The Luc Besson action thriller Lucy propagates the myth that that human beings only use about 10 percent of their brains. The movie postulates that if we could unlock the remaining 90 percent, then we could develop fantastic abilities like Scarlett Johansson's titular character. Healthy humans actually use nearly 100 percent of their brain on functions ranging from memory to breathing. So where are our superpowers?


The post-apocalyptic film Waterworld (i.e., Max Max plus water) imagines a future in which the Earth's polar ice caps have melted and covered the planet in water. The movie explains that even the "Mile High City" of Denver, Colorado is now at the bottom of the ocean...which would be impossible, because even if all the ice on Earth melted, the oceans could only rise 216 feet, and Denver is more than 5,000 feet above sea level. While catastrophic, such an event could not inundate the Earth's entire landmass; this map from National Geographic more accurately shows what the planet would look like under these conditions. According to the map, there's some good news for residents of Pine Bluff, Arkansas: unchecked climate change will turn your house into beachfront real estate!

Alien: Resurrection

In Alien: Resurrection, military scientists create a clone of the late Ellen Ripley (Sigourney Weaver) who died at the end of Alien 3. Not only does this clone look like the original Ripley, but she also remembers her past. In case you were wondering, no—DNA does not transmit memories. A clone, when it comes to memory, is a blank slate at the time of birth. In addition, any Ripley clone would be significantly younger than Sigourney Weaver in 1997. Some might blame screenwriter Joss Whedon for these lapses, but he went on to create Firefly, so all is forgiven.


In Armageddon, an asteroid the size of Texas is 18 days away from colliding with Earth and destroying all life on the planet. The world's astronomers must have forgotten to take their Ritalin, because an asteroid that huge is visible for years beforehand. Also, the bomb that Bruce Willis and his team use to destroy the asteroid wouldn't have been powerful enough to accomplish the job. Still, all these plot holes aside, the worst thing about Armageddon is still that animal crackers scene between Ben Affleck and Liv Tyler.


The X-Men series incorrectly depicts evolution.

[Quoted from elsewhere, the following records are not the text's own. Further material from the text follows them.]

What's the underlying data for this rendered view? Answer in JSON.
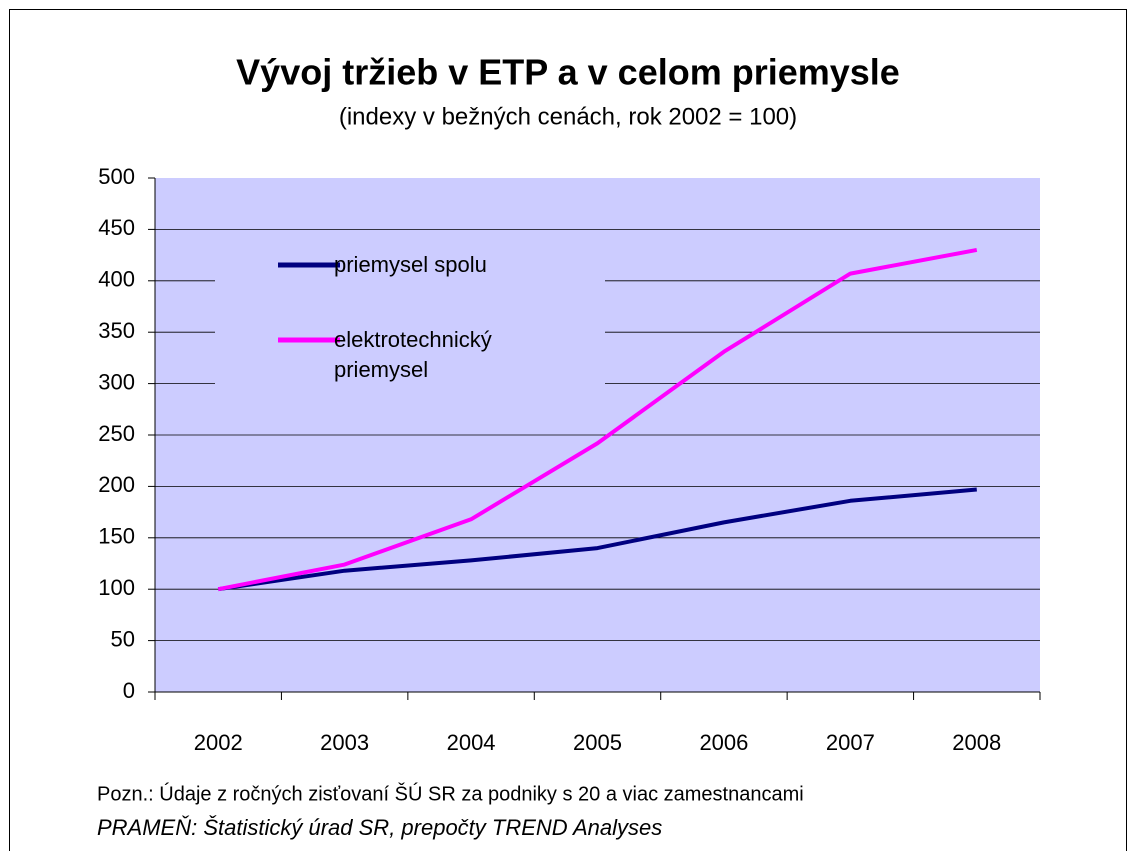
{
  "chart_data": {
    "type": "line",
    "title": "Vývoj tržieb v ETP a v celom priemysle",
    "subtitle": "(indexy v bežných cenách, rok 2002 = 100)",
    "categories": [
      "2002",
      "2003",
      "2004",
      "2005",
      "2006",
      "2007",
      "2008"
    ],
    "series": [
      {
        "name": "priemysel spolu",
        "color": "#000080",
        "values": [
          100,
          118,
          128,
          140,
          165,
          186,
          197
        ]
      },
      {
        "name": "elektrotechnický priemysel",
        "color": "#ff00ff",
        "values": [
          100,
          124,
          168,
          242,
          331,
          407,
          430
        ]
      }
    ],
    "ylim": [
      0,
      500
    ],
    "yticks": [
      0,
      50,
      100,
      150,
      200,
      250,
      300,
      350,
      400,
      450,
      500
    ],
    "grid": true,
    "legend": "upper left",
    "note": "Pozn.: Údaje z ročných zisťovaní ŠÚ SR za podniky s 20 a viac zamestnancami",
    "source": "PRAMEŇ: Štatistický úrad SR, prepočty TREND Analyses"
  }
}
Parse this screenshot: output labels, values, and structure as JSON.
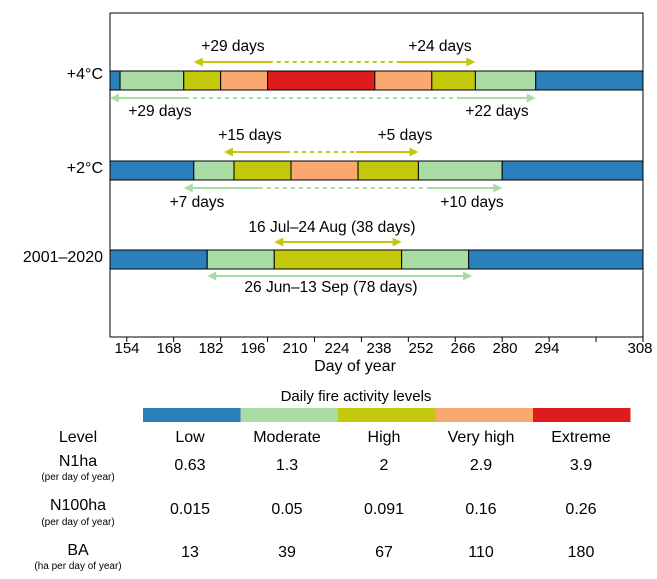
{
  "chart_data": {
    "type": "bar",
    "xlabel": "Day of year",
    "xlim": [
      149,
      308
    ],
    "xticks": [
      "154",
      "168",
      "182",
      "196",
      "210",
      "224",
      "238",
      "252",
      "266",
      "280",
      "294",
      "308"
    ],
    "rows": [
      {
        "label": "+4°C",
        "segments": [
          {
            "level": "Low",
            "start": 149,
            "end": 152
          },
          {
            "level": "Moderate",
            "start": 152,
            "end": 171
          },
          {
            "level": "High",
            "start": 171,
            "end": 182
          },
          {
            "level": "Very high",
            "start": 182,
            "end": 196
          },
          {
            "level": "Extreme",
            "start": 196,
            "end": 228
          },
          {
            "level": "Very high",
            "start": 228,
            "end": 245
          },
          {
            "level": "High",
            "start": 245,
            "end": 258
          },
          {
            "level": "Moderate",
            "start": 258,
            "end": 276
          },
          {
            "level": "Low",
            "start": 276,
            "end": 308
          }
        ],
        "annotations": {
          "upper_left": "+29 days",
          "upper_right": "+24 days",
          "lower_left": "+29 days",
          "lower_right": "+22 days"
        }
      },
      {
        "label": "+2°C",
        "segments": [
          {
            "level": "Low",
            "start": 149,
            "end": 174
          },
          {
            "level": "Moderate",
            "start": 174,
            "end": 186
          },
          {
            "level": "High",
            "start": 186,
            "end": 203
          },
          {
            "level": "Very high",
            "start": 203,
            "end": 223
          },
          {
            "level": "High",
            "start": 223,
            "end": 241
          },
          {
            "level": "Moderate",
            "start": 241,
            "end": 266
          },
          {
            "level": "Low",
            "start": 266,
            "end": 308
          }
        ],
        "annotations": {
          "upper_left": "+15 days",
          "upper_right": "+5 days",
          "lower_left": "+7 days",
          "lower_right": "+10 days"
        }
      },
      {
        "label": "2001–2020",
        "segments": [
          {
            "level": "Low",
            "start": 149,
            "end": 178
          },
          {
            "level": "Moderate",
            "start": 178,
            "end": 198
          },
          {
            "level": "High",
            "start": 198,
            "end": 236
          },
          {
            "level": "Moderate",
            "start": 236,
            "end": 256
          },
          {
            "level": "Low",
            "start": 256,
            "end": 308
          }
        ],
        "annotations": {
          "upper": "16 Jul–24 Aug (38 days)",
          "lower": "26 Jun–13 Sep (78 days)"
        }
      }
    ],
    "arrows": [
      {
        "row": 0,
        "pos": "upper",
        "from": 174,
        "to": 258,
        "color": "high"
      },
      {
        "row": 0,
        "pos": "lower",
        "from": 149,
        "to": 276,
        "color": "moderate"
      },
      {
        "row": 1,
        "pos": "upper",
        "from": 183,
        "to": 241,
        "color": "high"
      },
      {
        "row": 1,
        "pos": "lower",
        "from": 171,
        "to": 266,
        "color": "moderate"
      },
      {
        "row": 2,
        "pos": "upper",
        "from": 198,
        "to": 236,
        "color": "high"
      },
      {
        "row": 2,
        "pos": "lower",
        "from": 178,
        "to": 257,
        "color": "moderate"
      }
    ],
    "legend": {
      "title": "Daily fire activity levels",
      "levels": [
        "Low",
        "Moderate",
        "High",
        "Very high",
        "Extreme"
      ]
    },
    "colors": {
      "Low": "#2b7fbb",
      "Moderate": "#a9dca4",
      "High": "#c4c80a",
      "Very high": "#f9a870",
      "Extreme": "#dd1c1c",
      "high_annotation": "#c4c80a",
      "moderate_annotation": "#a9dca4"
    }
  },
  "table": {
    "header": "Level",
    "columns": [
      "Low",
      "Moderate",
      "High",
      "Very high",
      "Extreme"
    ],
    "rows": [
      {
        "metric": "N1ha",
        "unit": "(per day of year)",
        "values": [
          "0.63",
          "1.3",
          "2",
          "2.9",
          "3.9"
        ]
      },
      {
        "metric": "N100ha",
        "unit": "(per day of year)",
        "values": [
          "0.015",
          "0.05",
          "0.091",
          "0.16",
          "0.26"
        ]
      },
      {
        "metric": "BA",
        "unit": "(ha per day of year)",
        "values": [
          "13",
          "39",
          "67",
          "110",
          "180"
        ]
      }
    ]
  }
}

A popular misconception is that evolution makes creatures better, as if there's some sort of end goal in mind, but this is only true in that certain traits may enable some members of a species to survive in a particular environment. Say, for example, a type of tree is driven to extinction due to a disease. Birds are now more likely to eat moths that relied on those trees for camouflage, yet some moths of the same species have a mutation that makes their coloration match trees that still exist. Thus, through natural selection, moths with that color become dominant, because they survive to pass that trait along to their offspring. Now, going back to X-Men: there are no environmental pressures that would cause a man's eyes to emit laser beams, turn him into a blue furball, or give him the ability to telekinetically control metal. The only factor causing those mutations is 20th Century Fox's financial sheet.

The Martian

In The Martian, astronaut Mark Watney (Matt Damon) is separated from his crewmates after a violent storm on Mars literally blows him away. The rest of the crew assumes he's dead and leaves, thus marooning Watney on the Red Planet. The problem? The Martian atmosphere is roughly one percent the density of Earth, which means it isn't possible for even the strongest winds on Mars to sweep a human away. The book's author, Andy Weir, even admitted that he exaggerated science in order to come up with a way to credibly strand Watney on the planet. But hey, we're still sure Watney would gladly take a ride on the Martian winds—and a piece of metal in his gut—over the alternative depicted in Total Recall.